If your student is registered for spring quarter they should have been receiving email and Western alert/advisory communications concerning remote instruction and student services for spring. Those messages are also available on Western’s continually updated coronavirus website www.wwu.edu/coronavirus, which includes extensive and frequently updated FAQs for students that cover these topics.

In those previous communications it was emphasized that instructors will be reaching out to students by Monday, March 30th about their particular methods of course delivery, contact and office hours, course expectations, and related matters. Most courses will likely include some combination of lectures, online discussion, group work, and regular assignments as normally occurs in in-person courses. In other courses, particularly experience-based courses, there will likely be significant changes, as we recognize that not all experiences can be replicated in a remote-delivery format. Again, faculty are working hard to make these remotely delivered courses as educationally beneficial as possible, and will be communicating with students about their particular courses by Monday in order to get everyone prepared for the first day of classes on April 6.

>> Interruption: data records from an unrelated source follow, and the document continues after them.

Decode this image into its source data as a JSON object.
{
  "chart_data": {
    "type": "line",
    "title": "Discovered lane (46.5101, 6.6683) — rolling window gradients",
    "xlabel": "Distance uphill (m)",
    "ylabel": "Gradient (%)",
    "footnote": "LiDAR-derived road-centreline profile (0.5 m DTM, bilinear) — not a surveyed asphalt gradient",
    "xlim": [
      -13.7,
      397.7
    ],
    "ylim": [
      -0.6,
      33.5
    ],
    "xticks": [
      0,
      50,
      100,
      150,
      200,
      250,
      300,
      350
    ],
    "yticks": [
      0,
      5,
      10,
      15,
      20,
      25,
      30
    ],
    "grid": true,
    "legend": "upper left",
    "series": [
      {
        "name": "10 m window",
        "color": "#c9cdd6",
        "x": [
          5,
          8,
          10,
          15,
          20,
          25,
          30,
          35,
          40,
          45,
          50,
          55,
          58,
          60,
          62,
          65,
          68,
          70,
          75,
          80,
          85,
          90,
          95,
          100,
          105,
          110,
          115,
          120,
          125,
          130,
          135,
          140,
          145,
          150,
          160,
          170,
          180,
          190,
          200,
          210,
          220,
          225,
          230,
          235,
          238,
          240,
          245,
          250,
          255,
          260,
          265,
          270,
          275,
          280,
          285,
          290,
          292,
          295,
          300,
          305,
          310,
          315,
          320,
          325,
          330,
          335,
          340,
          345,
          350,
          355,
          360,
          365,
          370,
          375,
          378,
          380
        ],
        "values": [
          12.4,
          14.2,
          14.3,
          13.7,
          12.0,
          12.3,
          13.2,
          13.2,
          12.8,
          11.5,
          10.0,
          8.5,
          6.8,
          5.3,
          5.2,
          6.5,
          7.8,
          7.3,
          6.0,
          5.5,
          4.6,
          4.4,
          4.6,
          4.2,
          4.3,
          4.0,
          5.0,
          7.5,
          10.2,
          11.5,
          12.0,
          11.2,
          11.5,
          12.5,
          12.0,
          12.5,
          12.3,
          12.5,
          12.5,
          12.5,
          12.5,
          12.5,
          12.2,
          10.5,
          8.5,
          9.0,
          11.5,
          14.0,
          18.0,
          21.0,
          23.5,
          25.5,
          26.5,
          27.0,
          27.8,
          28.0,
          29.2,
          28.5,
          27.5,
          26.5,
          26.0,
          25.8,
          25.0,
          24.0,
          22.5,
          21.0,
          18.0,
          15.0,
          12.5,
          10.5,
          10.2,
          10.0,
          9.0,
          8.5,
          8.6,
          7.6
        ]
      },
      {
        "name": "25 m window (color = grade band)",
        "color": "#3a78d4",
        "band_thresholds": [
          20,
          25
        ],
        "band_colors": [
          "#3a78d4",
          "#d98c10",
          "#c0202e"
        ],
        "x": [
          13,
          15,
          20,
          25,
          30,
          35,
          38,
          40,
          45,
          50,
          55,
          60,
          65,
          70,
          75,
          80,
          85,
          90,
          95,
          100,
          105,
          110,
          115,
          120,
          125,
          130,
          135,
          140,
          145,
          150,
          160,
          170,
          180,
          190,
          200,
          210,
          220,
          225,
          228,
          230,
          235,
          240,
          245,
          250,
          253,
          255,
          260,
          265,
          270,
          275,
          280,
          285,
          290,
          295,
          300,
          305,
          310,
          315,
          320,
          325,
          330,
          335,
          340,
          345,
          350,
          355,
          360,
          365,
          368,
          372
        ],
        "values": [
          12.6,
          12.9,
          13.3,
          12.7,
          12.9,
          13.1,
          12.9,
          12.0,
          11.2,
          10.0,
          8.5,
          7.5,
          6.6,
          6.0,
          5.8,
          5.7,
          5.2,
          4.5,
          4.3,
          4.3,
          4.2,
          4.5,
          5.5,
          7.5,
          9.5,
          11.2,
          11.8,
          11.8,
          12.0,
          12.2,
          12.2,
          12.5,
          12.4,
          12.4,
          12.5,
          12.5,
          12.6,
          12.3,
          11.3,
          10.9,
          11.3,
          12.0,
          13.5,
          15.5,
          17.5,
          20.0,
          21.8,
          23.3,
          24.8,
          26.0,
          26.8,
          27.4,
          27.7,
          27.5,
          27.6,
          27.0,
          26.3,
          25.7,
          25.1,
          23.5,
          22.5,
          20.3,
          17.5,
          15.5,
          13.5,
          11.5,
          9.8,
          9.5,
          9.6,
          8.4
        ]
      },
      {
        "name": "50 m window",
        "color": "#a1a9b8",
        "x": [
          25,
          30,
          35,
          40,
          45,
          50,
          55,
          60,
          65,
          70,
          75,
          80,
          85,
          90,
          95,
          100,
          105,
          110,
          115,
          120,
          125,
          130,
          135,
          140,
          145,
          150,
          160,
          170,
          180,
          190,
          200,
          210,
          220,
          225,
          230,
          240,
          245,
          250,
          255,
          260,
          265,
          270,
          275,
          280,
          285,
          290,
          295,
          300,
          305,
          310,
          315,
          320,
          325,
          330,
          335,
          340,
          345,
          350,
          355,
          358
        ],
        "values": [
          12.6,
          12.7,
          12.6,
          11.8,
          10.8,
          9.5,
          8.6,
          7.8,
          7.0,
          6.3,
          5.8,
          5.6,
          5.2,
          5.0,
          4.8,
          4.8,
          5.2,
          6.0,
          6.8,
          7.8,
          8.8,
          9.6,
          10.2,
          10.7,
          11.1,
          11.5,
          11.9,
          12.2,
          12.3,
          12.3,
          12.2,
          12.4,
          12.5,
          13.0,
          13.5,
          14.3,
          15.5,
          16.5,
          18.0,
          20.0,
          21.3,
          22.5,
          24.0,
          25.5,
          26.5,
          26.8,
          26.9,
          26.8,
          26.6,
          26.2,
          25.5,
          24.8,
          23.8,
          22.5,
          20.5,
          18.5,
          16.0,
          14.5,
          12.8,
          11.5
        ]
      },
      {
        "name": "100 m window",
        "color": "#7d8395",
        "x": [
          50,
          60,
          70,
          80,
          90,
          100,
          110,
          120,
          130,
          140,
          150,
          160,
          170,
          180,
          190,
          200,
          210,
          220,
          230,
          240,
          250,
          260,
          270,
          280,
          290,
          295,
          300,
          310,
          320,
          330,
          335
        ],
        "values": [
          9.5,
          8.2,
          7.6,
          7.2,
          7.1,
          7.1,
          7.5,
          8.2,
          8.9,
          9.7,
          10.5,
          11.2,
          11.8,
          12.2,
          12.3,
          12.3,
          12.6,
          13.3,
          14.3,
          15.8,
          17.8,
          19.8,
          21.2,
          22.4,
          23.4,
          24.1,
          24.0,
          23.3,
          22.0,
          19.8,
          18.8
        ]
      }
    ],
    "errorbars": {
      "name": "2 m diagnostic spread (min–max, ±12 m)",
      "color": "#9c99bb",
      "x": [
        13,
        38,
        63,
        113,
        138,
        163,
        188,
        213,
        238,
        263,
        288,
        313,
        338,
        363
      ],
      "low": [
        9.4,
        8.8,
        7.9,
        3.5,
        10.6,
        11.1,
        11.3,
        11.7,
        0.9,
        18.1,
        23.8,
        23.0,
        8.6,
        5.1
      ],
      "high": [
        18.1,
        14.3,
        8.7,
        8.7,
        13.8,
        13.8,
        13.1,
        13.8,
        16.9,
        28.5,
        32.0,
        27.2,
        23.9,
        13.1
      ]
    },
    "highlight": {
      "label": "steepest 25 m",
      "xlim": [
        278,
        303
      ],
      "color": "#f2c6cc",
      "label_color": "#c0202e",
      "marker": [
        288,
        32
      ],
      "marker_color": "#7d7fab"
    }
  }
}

These previous messages have also included information about remote learning resources for students, such as this checklist for participating in classes online (https://atus.wwu.edu/kb/keep-learning-checklist-participating-classes-on...). At this time Western Libraries, the Tutoring Center, Academic Advising, the Career Center, the Counseling Center, and the Disability Access Center are all operating remotely. Again, Western’s coronavirus information website is the one-stop-shop for details and updates on these matters.

In a time filled with so much uncertainty we know how stressful this unexpected transition to online education is for students and families. We also appreciate your understanding as we continue to manage a rapidly changing landscape and do our best to deliver the kind of educational experience that brought your student to Western in the first place.

Thank you again for sharing your concerns, and best wishes to you and your family for a healthy and safe spring quarter.